Father Zeis, himself a collector of ancient works, curated the exhibit with contributions from artists and collectors cherry-picked from his vast circle of friends and associates. It affords an unexpected variety of items, interspersed with prayers, quotes from “Laudato Sí” and explanations of how the pieces evoke wonder at the natural world.

“We wanted to show the encyclical in a simple way, and talk about the nexus between creation and theology,” Father Zeis said. Acting as docent, he expounded on the various contributions to attendees, assuring that each piece received the attention it deserved.

“It’s eclectic and impressive,” said Pete Bernot, who visited the collection with colleague Bob Konzelmann. “We wouldn’t otherwise have recognized the value and beauty of some of the [items] – you have to take the time to stop and look.”

Bernot and Konzelmann were invited by Father Zeis because of their work on a presentation that seeks to prove the existence of God, in which they use Hubble telescope photography in a quasi-interview format. “We use logic and a common sense argument … Our goal is to take the program to high schools,” Konzelmann said.

A major contributor to the collection was Mark Fleischman, longtime friend of Father Zeis, who runs the small museum “Geo-Land” in New Hope, Pa. He has been collecting and selling various geological and historic artifacts since the 1960s, some of which are millions of years old.

“I started collecting as a kid in the 1950s, and I’ve been friends with Father Zeis for over 20 years,” Fleischman attested. “He used to teach comparative religion, and would use collected pieces to aid in his classes.” Fleischman’s displayed items included insects, fossils, turquoise jewelry and giant seashells.

Another major contributor was John Whitley, local paleontologist from Cream Ridge, who offered some astounding New Jersey and Pennsylvania finds, including an impression of fern fronds in shale determined to be over 323 million years old.

Danna Hargett, a Rite of Christian Initiation of Adults instructor at The Aquinas Institute, contributed a photographic interpretation of her recent trip to the Mer de Glace (Sea of Ice) glacier in Chamonix, France: a box of lights and mirrors reflecting suspended photos of snow-capped mountains and a miniature cable car.

“I’m a climber, but I was ill on this particular trip,” Hargett explained. “So I was stuck on the cable car over the glacier, 12,000 feet in the air in between the mountain peaks, taking photos. Unless you see it sort of distorted and at the wrong angle, you can’t get the feel of what it’s really like.”
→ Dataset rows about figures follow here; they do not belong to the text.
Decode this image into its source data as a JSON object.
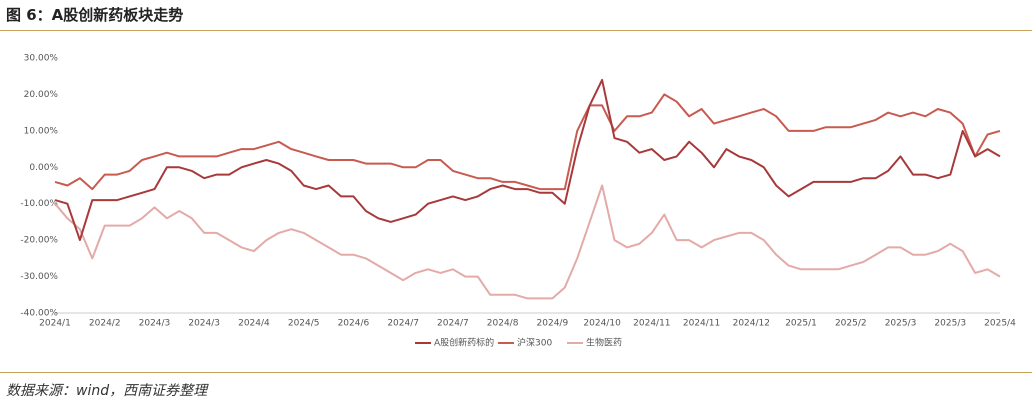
{
  "chart_data": {
    "type": "line",
    "title": "图 6：A股创新药板块走势",
    "source": "数据来源：wind，西南证券整理",
    "categories": [
      "2024/1",
      null,
      null,
      null,
      "2024/2",
      null,
      null,
      null,
      "2024/3",
      null,
      null,
      null,
      "2024/3",
      null,
      null,
      null,
      "2024/4",
      null,
      null,
      null,
      "2024/5",
      null,
      null,
      null,
      "2024/6",
      null,
      null,
      null,
      "2024/7",
      null,
      null,
      null,
      "2024/7",
      null,
      null,
      null,
      "2024/8",
      null,
      null,
      null,
      "2024/9",
      null,
      null,
      null,
      "2024/10",
      null,
      null,
      null,
      "2024/11",
      null,
      null,
      null,
      "2024/11",
      null,
      null,
      null,
      "2024/12",
      null,
      null,
      null,
      "2025/1",
      null,
      null,
      null,
      "2025/2",
      null,
      null,
      null,
      "2025/3",
      null,
      null,
      null,
      "2025/3",
      null,
      null,
      null,
      "2025/4"
    ],
    "series": [
      {
        "name": "A股创新药标的",
        "color": "#a8393a",
        "values": [
          -9,
          -10,
          -20,
          -9,
          -9,
          -9,
          -8,
          -7,
          -6,
          0,
          0,
          -1,
          -3,
          -2,
          -2,
          0,
          1,
          2,
          1,
          -1,
          -5,
          -6,
          -5,
          -8,
          -8,
          -12,
          -14,
          -15,
          -14,
          -13,
          -10,
          -9,
          -8,
          -9,
          -8,
          -6,
          -5,
          -6,
          -6,
          -7,
          -7,
          -10,
          5,
          17,
          24,
          8,
          7,
          4,
          5,
          2,
          3,
          7,
          4,
          0,
          5,
          3,
          2,
          0,
          -5,
          -8,
          -6,
          -4,
          -4,
          -4,
          -4,
          -3,
          -3,
          -1,
          3,
          -2,
          -2,
          -3,
          -2,
          10,
          3,
          5,
          3
        ]
      },
      {
        "name": "沪深300",
        "color": "#c85a50",
        "values": [
          -4,
          -5,
          -3,
          -6,
          -2,
          -2,
          -1,
          2,
          3,
          4,
          3,
          3,
          3,
          3,
          4,
          5,
          5,
          6,
          7,
          5,
          4,
          3,
          2,
          2,
          2,
          1,
          1,
          1,
          0,
          0,
          2,
          2,
          -1,
          -2,
          -3,
          -3,
          -4,
          -4,
          -5,
          -6,
          -6,
          -6,
          10,
          17,
          17,
          10,
          14,
          14,
          15,
          20,
          18,
          14,
          16,
          12,
          13,
          14,
          15,
          16,
          14,
          10,
          10,
          10,
          11,
          11,
          11,
          12,
          13,
          15,
          14,
          15,
          14,
          16,
          15,
          12,
          3,
          9,
          10
        ]
      },
      {
        "name": "生物医药",
        "color": "#e3aaa8",
        "values": [
          -10,
          -14,
          -17,
          -25,
          -16,
          -16,
          -16,
          -14,
          -11,
          -14,
          -12,
          -14,
          -18,
          -18,
          -20,
          -22,
          -23,
          -20,
          -18,
          -17,
          -18,
          -20,
          -22,
          -24,
          -24,
          -25,
          -27,
          -29,
          -31,
          -29,
          -28,
          -29,
          -28,
          -30,
          -30,
          -35,
          -35,
          -35,
          -36,
          -36,
          -36,
          -33,
          -25,
          -15,
          -5,
          -20,
          -22,
          -21,
          -18,
          -13,
          -20,
          -20,
          -22,
          -20,
          -19,
          -18,
          -18,
          -20,
          -24,
          -27,
          -28,
          -28,
          -28,
          -28,
          -27,
          -26,
          -24,
          -22,
          -22,
          -24,
          -24,
          -23,
          -21,
          -23,
          -29,
          -28,
          -30
        ]
      }
    ],
    "ylim": [
      -40,
      30
    ],
    "yticks": [
      {
        "value": -40,
        "label": "-40.00%"
      },
      {
        "value": -30,
        "label": "-30.00%"
      },
      {
        "value": -20,
        "label": "-20.00%"
      },
      {
        "value": -10,
        "label": "-10.00%"
      },
      {
        "value": 0,
        "label": "0.00%"
      },
      {
        "value": 10,
        "label": "10.00%"
      },
      {
        "value": 20,
        "label": "20.00%"
      },
      {
        "value": 30,
        "label": "30.00%"
      }
    ],
    "grid": false,
    "legend": "bottom"
  }
}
Ariana Lospenuso, seventh grader in Timothy Christian Academy, Eastampton, knew Father Zeis from St. John Neumann Parish, Mount Laurel, and as a family friend. After seeing some of her nature photography, he invited her to display three of her sunset photos for the exhibit.

“I love nature and taking photos of the earth,” said Lospenuso. “I love flowers and trees. We do a lot of hiking, and I stop to take photos on our hikes.” While she enjoys photography as a hobby, it isn’t a career aspiration of hers. “I want to be a pediatrician,” she said emphatically.

The exhibit also included a blown glass orb representing Earth, specifically created for the collection by Hot Sand Glass Blowing Studio, Asbury Park; black and white photos of Gettysburg, Pa., by Michael Ennis; first edition signed copies of literature by New Jersey naturalist authors; icons from 16th and 17th century Byzantine churches; photos of the Milky Way galaxy taken by the Hubble space telescope from 1990-98, and much more.

“We are mesmerized by the beauty in nature,” said Father Zeis. “St. Francis of Assisi talked about it so often – we need to celebrate the moment and see God’s presence.”